Laporan Wartawan Tribunjabar.id, Ahmad Imam Baehaqi
TRIBUNJABAR.ID, INDRAMAYU - Bupati Indramayu, Lucky Hakim, menyampaikan nota penjelasan Laporan Keterangan Pertanggungjawaban (LKPJ) Tahun Anggaran 2025 dalam rapat paripurna DPRD Kabupaten Indramayu.
Rapat paripurna yang berlangsung di Ruang Sidang Utama DPRD Kabupaten Indramayu, Jalan Jenderal Sudirman, Kecamatan/Kabupaten Indramayu, itu, turut membahas Rancangan Peraturan Daerah (Raperda) tentang Pedoman Pengelolaan Barang Milik Daerah.
Dalam paparannya, Lucky mengatakan, kinerja makro daerah Pemerintah Kabupaten (Pemkab) Indramayu mencatatkan berbagai pencapaian positif selama 2025.
Di antaranya, menurut dia, Indeks Pembangunan Manusia (IPM) Kabupaten Indramayu yang kini mencapai 71,58 poin, dan meningkat 0,86 poin dibanding 2024 yang berada di angka 70,72 poin.
Baca juga: Bupati Lucky Hakim Perintahkan Kadis PUPR Perbaiki Jalan yang Rusak
Selain itu, capaian program urusan pemerintahan juga mencakup urusan wajib pelayanan dasar yang meliputi enam bidang serta urusan nonpelayanan dasar yang mencakup 18 bidang pemerintahan.
"Dari sisi akuntabilitas kinerja, Pemkab Indramayu menjalankan lima misi pembangunan daerah," kata Lucky Hakim saat ditemui di DPRD Kabupaten Indramayu, Jalan Jenderal Sudirman, Kecamatan/Kabupaten Indramayu, Rabu (1/4/2026).
Ia mengatakan, salah satu capaian pada misi pertama ditunjukkan melalui enam indikator utama, di antaranya, rata-rata lama sekolah mencapai 7,06 tahun, dan usia harapan hidup sebesar 75,16 tahun.
Sementara capaian kinerja dalam pelaksanaan program prioritas kepala daerah melalui visi Indramayu Reang juga turut menunjukkan hasil yang positif.

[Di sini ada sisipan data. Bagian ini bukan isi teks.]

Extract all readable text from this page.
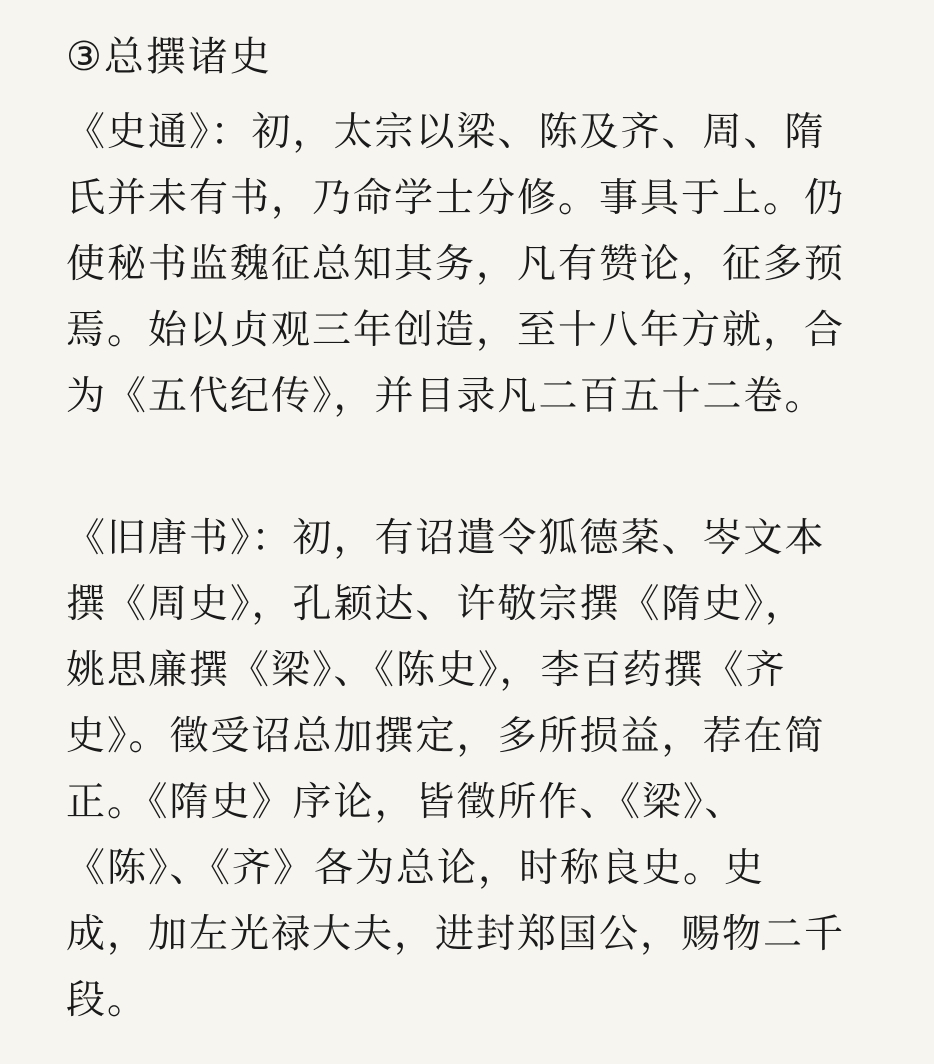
③总撰诸史
《史通》：初，太宗以梁、陈及齐、周、隋
氏并未有书，乃命学士分修。事具于上。仍
使秘书监魏征总知其务，凡有赞论，征多预
焉。始以贞观三年创造，至十八年方就，合
为《五代纪传》，并目录凡二百五十二卷。
《旧唐书》：初，有诏遣令狐德棻、岑文本
撰《周史》，孔颖达、许敬宗撰《隋史》，
姚思廉撰《梁》、《陈史》，李百药撰《齐
史》。徵受诏总加撰定，多所损益，荐在简
正。《隋史》序论，皆徵所作、《梁》、
《陈》、《齐》各为总论，时称良史。史
成，加左光禄大夫，进封郑国公，赐物二千
段。
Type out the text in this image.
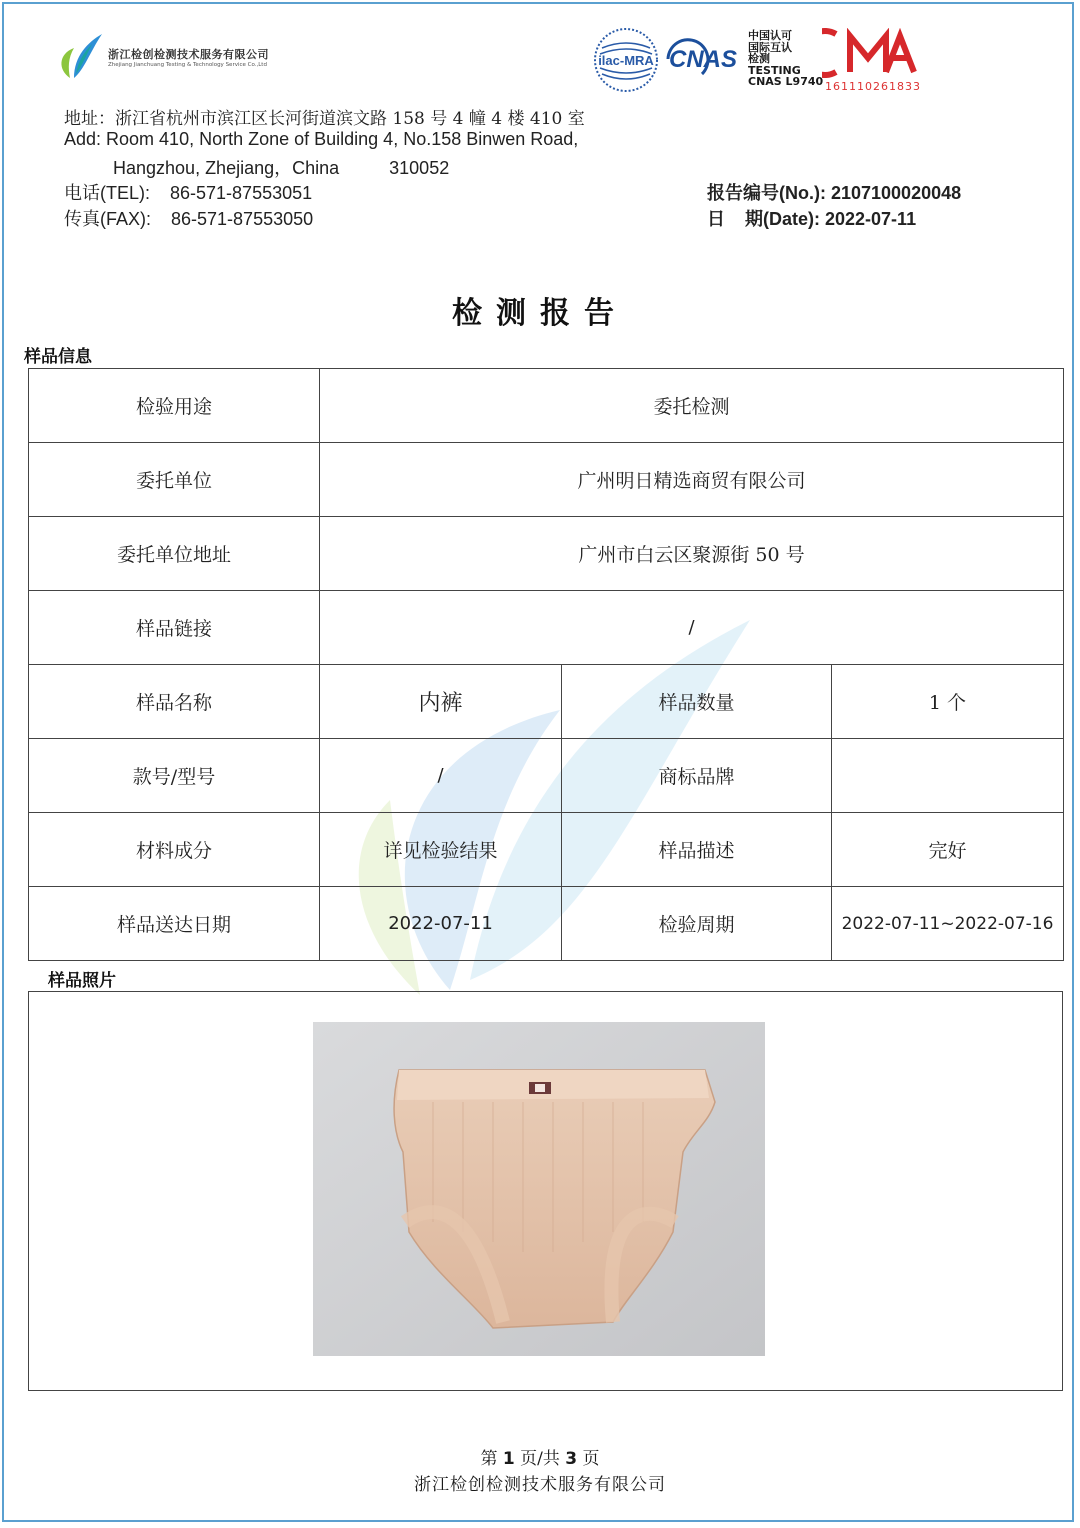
浙江检创检测技术服务有限公司
Zhejiang Jianchuang Testing & Technology Service Co.,Ltd	ilac-MRA CNAS
中国认可
国际互认
检测
TESTING
CNAS L9740
CMA
161110261833
地址：浙江省杭州市滨江区长河街道滨文路 158 号 4 幢 4 楼 410 室
Add: Room 410, North Zone of Building 4, No.158 Binwen Road,
Hangzhou, Zhejiang，China          310052
电话(TEL):    86-571-87553051
传真(FAX):    86-571-87553050
报告编号(No.): 2107100020048
日    期(Date): 2022-07-11
检测报告
样品信息
检验用途	委托检测		
委托单位	广州明日精选商贸有限公司		
委托单位地址	广州市白云区聚源街 50 号		
样品链接	/		
样品名称	内裤	样品数量	1 个
款号/型号	/	商标品牌	
材料成分	详见检验结果	样品描述	完好
样品送达日期	2022-07-11	检验周期	2022-07-11~2022-07-16
样品照片
第 1 页/共 3 页
浙江检创检测技术服务有限公司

Pihaknya mengakui, program Indramayu Belajar tercatat mencapai 95,40 persen, sedangkan program pelestarian dan pengembangan kesenian tradisional, kebudayaan daerah, serta cagar budaya mencapai 85 persen.
"Pada Tahun Anggaran 2025, Pemkab Indramayu tidak menerima tugas pembantuan dari pemerintah pusat maupun pemerintah provinsi," ujar Lucky Hakim.
Baca juga: Lucky Hakim Imbau Pemudik Tak Lempar Uang Saat Melintasi Jembatan Sewo
Karenanya, Pemkab Indramayu berupaya lebih proaktif berkoordinasi dan berkonsultasi dengan pemerintah pusat maupun provinsi untuk memperoleh tugas pembantuan di masa mendatang.
Lucky menyampaikan, LKPJ itu disusun sebagai bentuk akuntabilitas penyelenggaraan pemerintahan daerah, kemudian dibahas DPRD Kabupaten Indramayu sebagai bahan evaluasi dan rekomendasi.
"Hasil pembahasan LKPJ oleh DPRD akan menjadi acuan penting dalam perencanaan, penganggaran, dan penyusunan strategi pembangunan untuk meningkatkan kualitas penyelenggaraan pemerintahan di Indramayu," kata Lucky Hakim.
Sementara dalam pembahasan Raperda tentang Pedoman Pengelolaan Barang Milik Daerah, Pemkab Indramayu memandang perlunya regulasi itu sebagai landasan hukum dalam pengelolaan aset daerah yang lebih tertib, transparan, dan akuntabel.
Raperda itu pun akan dibahas secara lebih mendalam antara Pemkab Indramayu bersama Pansus DPRD Kabupaten Indramayu sesuai ketentuan peraturan perundang-undangan yang berlaku.